In the meantime, @BambOoxX, I’ve been downloading the artifacts manually and creating a depot that folks can point to using JULIA_DEPOT_PATH. Since they don’t need to download anything, they don’t need to authenticate! This is on our compute cluster with a shared file system.
Correct me if I’m wrong, but in my case, I host the package on our private GitLab, as well as some dependencies. Therefore, both pulling a package and pulling dependencies need the same type of identification to reach the data on the server.
I would have expected both to succeed or fail, but it is not the case. Is it because pulling the package is done via git (which honors) ssh configuration, and pulling the dependencies via curl ?
Right. For git repos, we use libgit2, and for artifacts, we use libcurl.
I generally use an SSH agent to get authentication to work for libgit2. I see that libcurl also supports using an SSH agent, but in practice I haven’t been able to get it to work. I think it’s related to setting the username, which I discussed above. If we could get it to work, perhaps we wouldn’t even need to add a way to configure Downloads.jl.
Whatever GitLab is doing is not a standard HTTP authentication mechanism, so I’m not sure what can be done here. They’re using a bespoke header to pass a secret token, which Downloads does allow you to do. What else would you want?
I do not want to digress to much here with respect to the original post, but I think what I am lacking in my case is simply how to configure an Artifact during a package development so that Downloads uses this header during package installation for the Artifact download. We can discuss this further in my own post if you prefer.

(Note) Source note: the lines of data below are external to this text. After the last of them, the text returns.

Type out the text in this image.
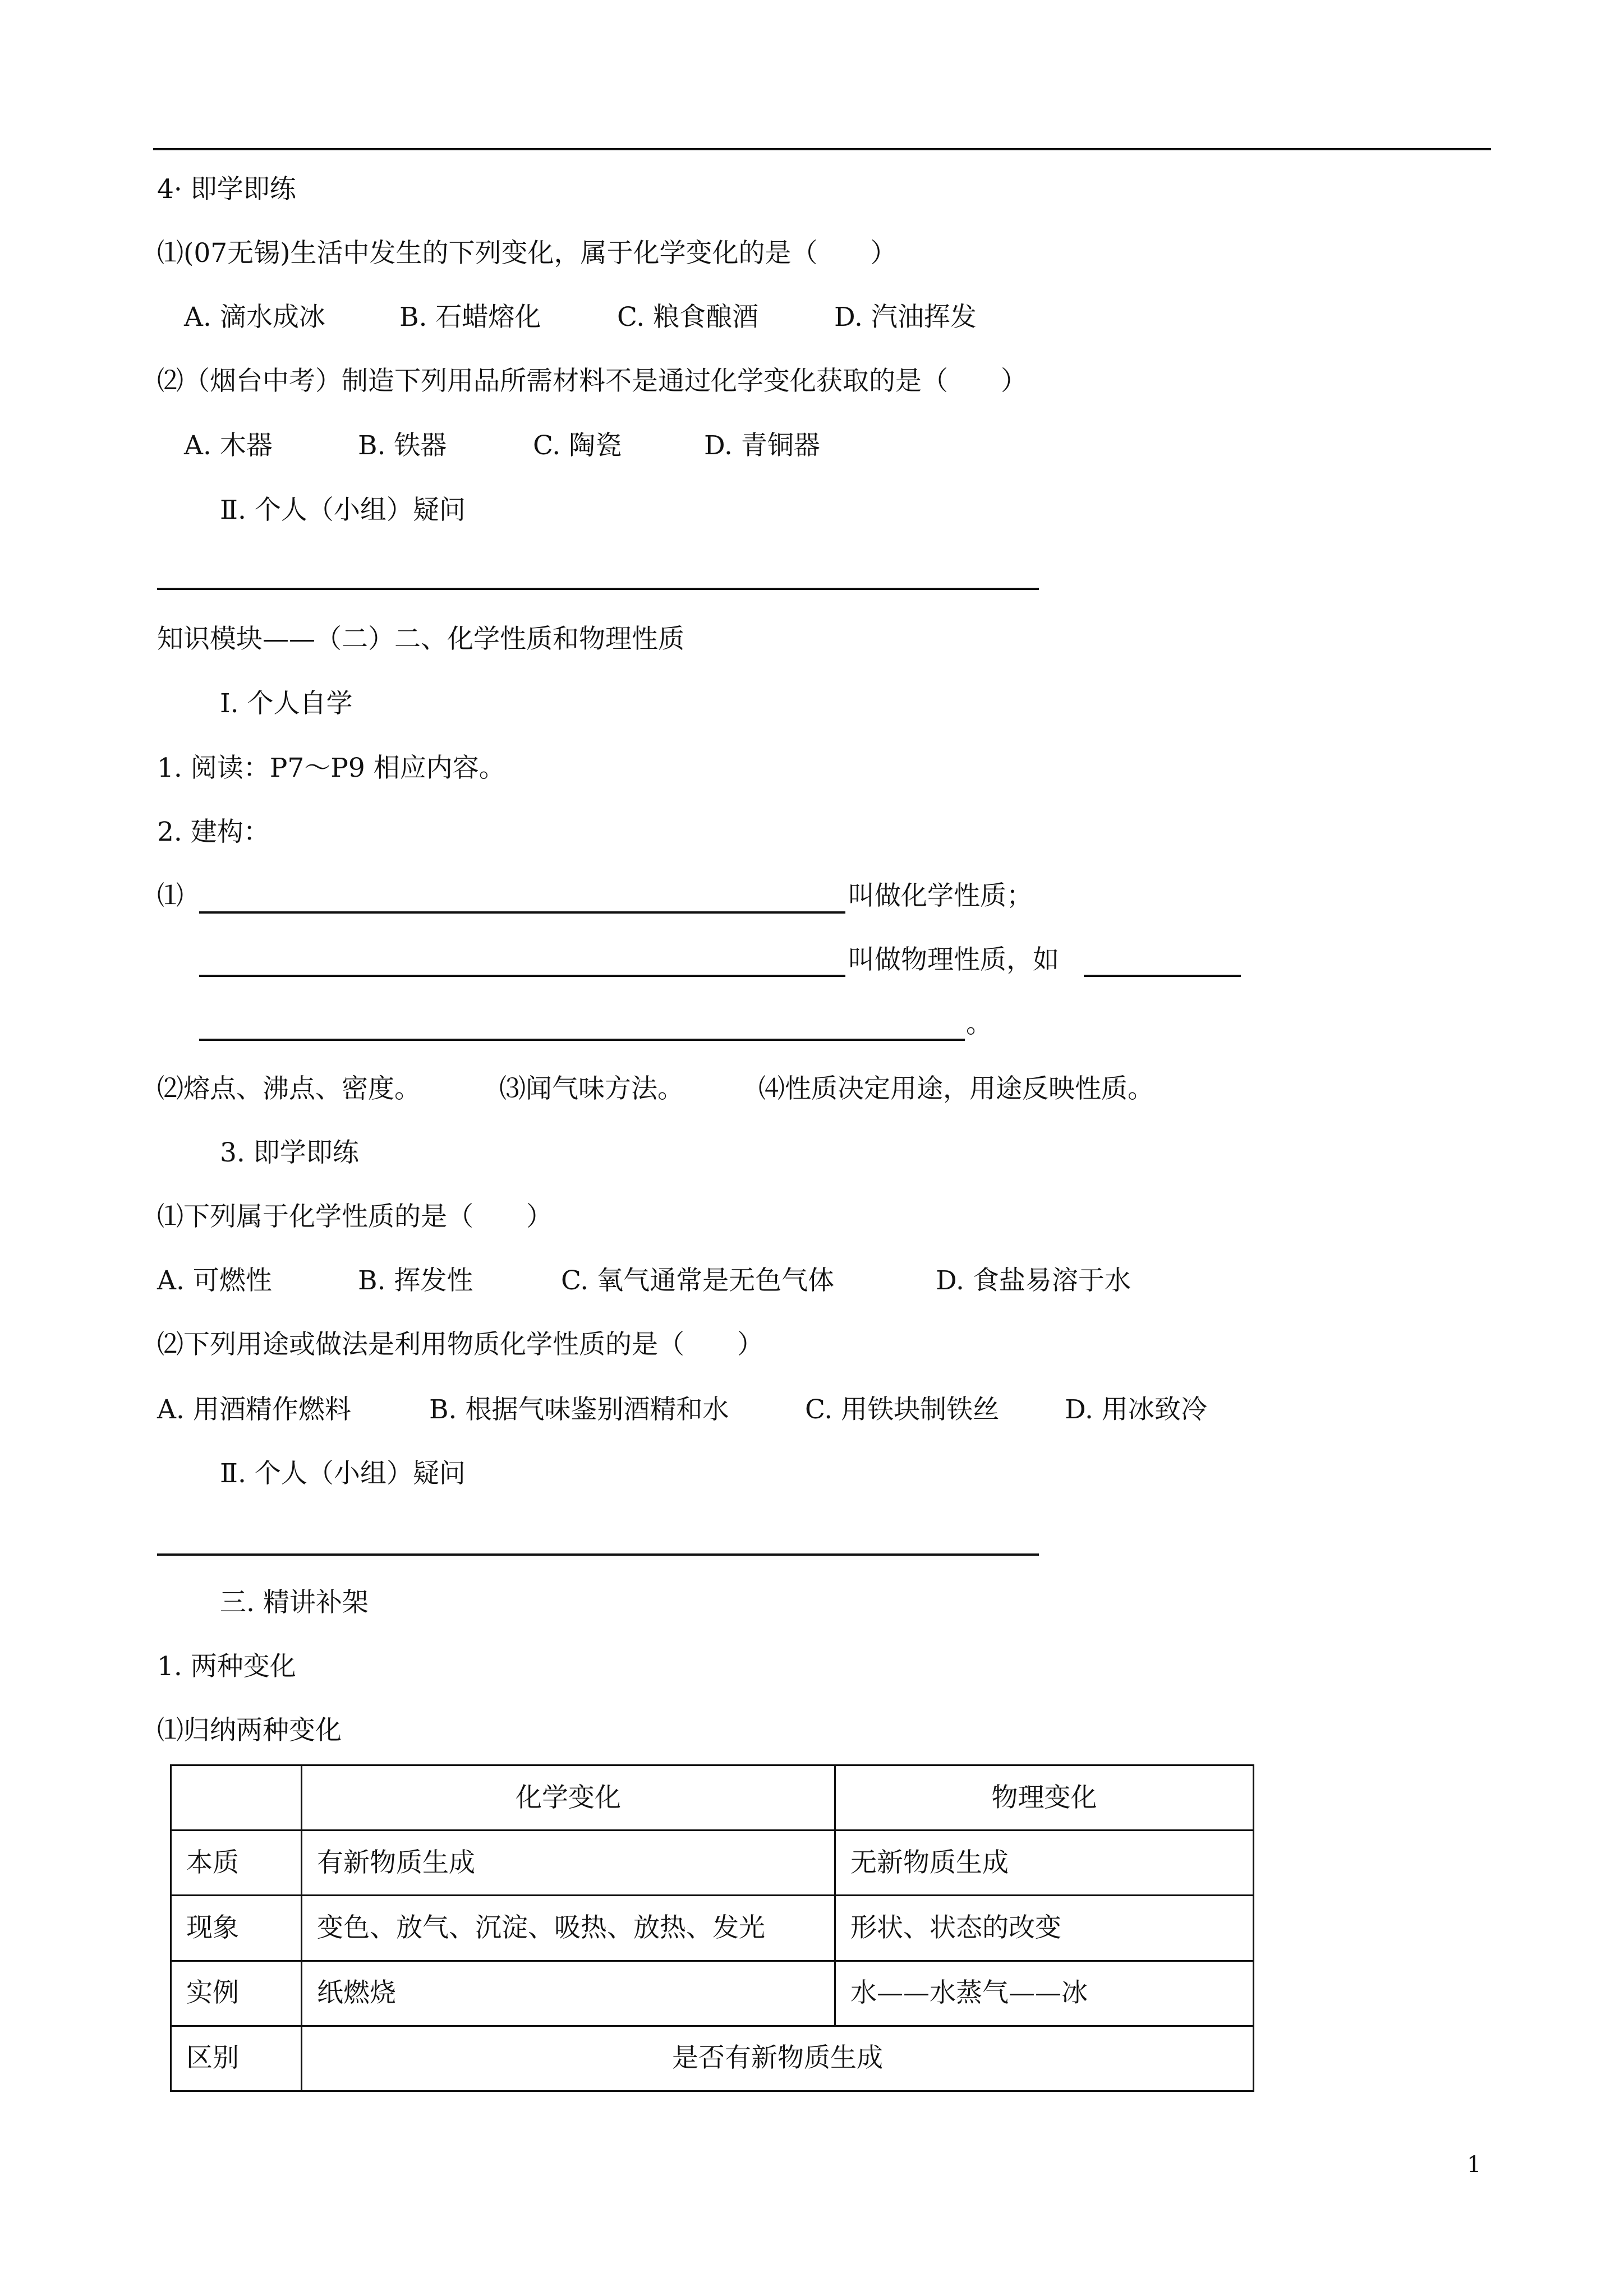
4· 即学即练
⑴(07无锡)生活中发生的下列变化，属于化学变化的是（　　）
A. 滴水成冰	B. 石蜡熔化	C. 粮食酿酒	D. 汽油挥发
⑵（烟台中考）制造下列用品所需材料不是通过化学变化获取的是（　　）
A. 木器	B. 铁器	C. 陶瓷	D. 青铜器
Ⅱ. 个人（小组）疑问
知识模块——（二）二、化学性质和物理性质
Ⅰ. 个人自学
1. 阅读：P7～P9 相应内容。
2. 建构：
⑴	叫做化学性质；
叫做物理性质，如
。
⑵熔点、沸点、密度。	⑶闻气味方法。	⑷性质决定用途，用途反映性质。
3. 即学即练
⑴下列属于化学性质的是（　　）
A. 可燃性	B. 挥发性	C. 氧气通常是无色气体	D. 食盐易溶于水
⑵下列用途或做法是利用物质化学性质的是（　　）
A. 用酒精作燃料	B. 根据气味鉴别酒精和水	C. 用铁块制铁丝 D. 用冰致冷
Ⅱ. 个人（小组）疑问
三. 精讲补架
1. 两种变化
⑴归纳两种变化
	化学变化	物理变化
本质	有新物质生成	无新物质生成
现象	变色、放气、沉淀、吸热、放热、发光	形状、状态的改变
实例	纸燃烧	水——水蒸气——冰
区别	是否有新物质生成	
1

You don’t configure the artifact, you would add a download hook that looks at the URL for a download and if the host name is gitlab.com, then it inserts the given header. I think that should be possible.
Please correct me if I’m wrong but when you say that it looks like something should be configured on the package user side for this solution to work, is that so ?
Also, I have no problem downloading something through Downloads, it is really about being able to use the same approach with artifacts. Basically being able to download manually an artifact should work, I just do not know if it’s possible.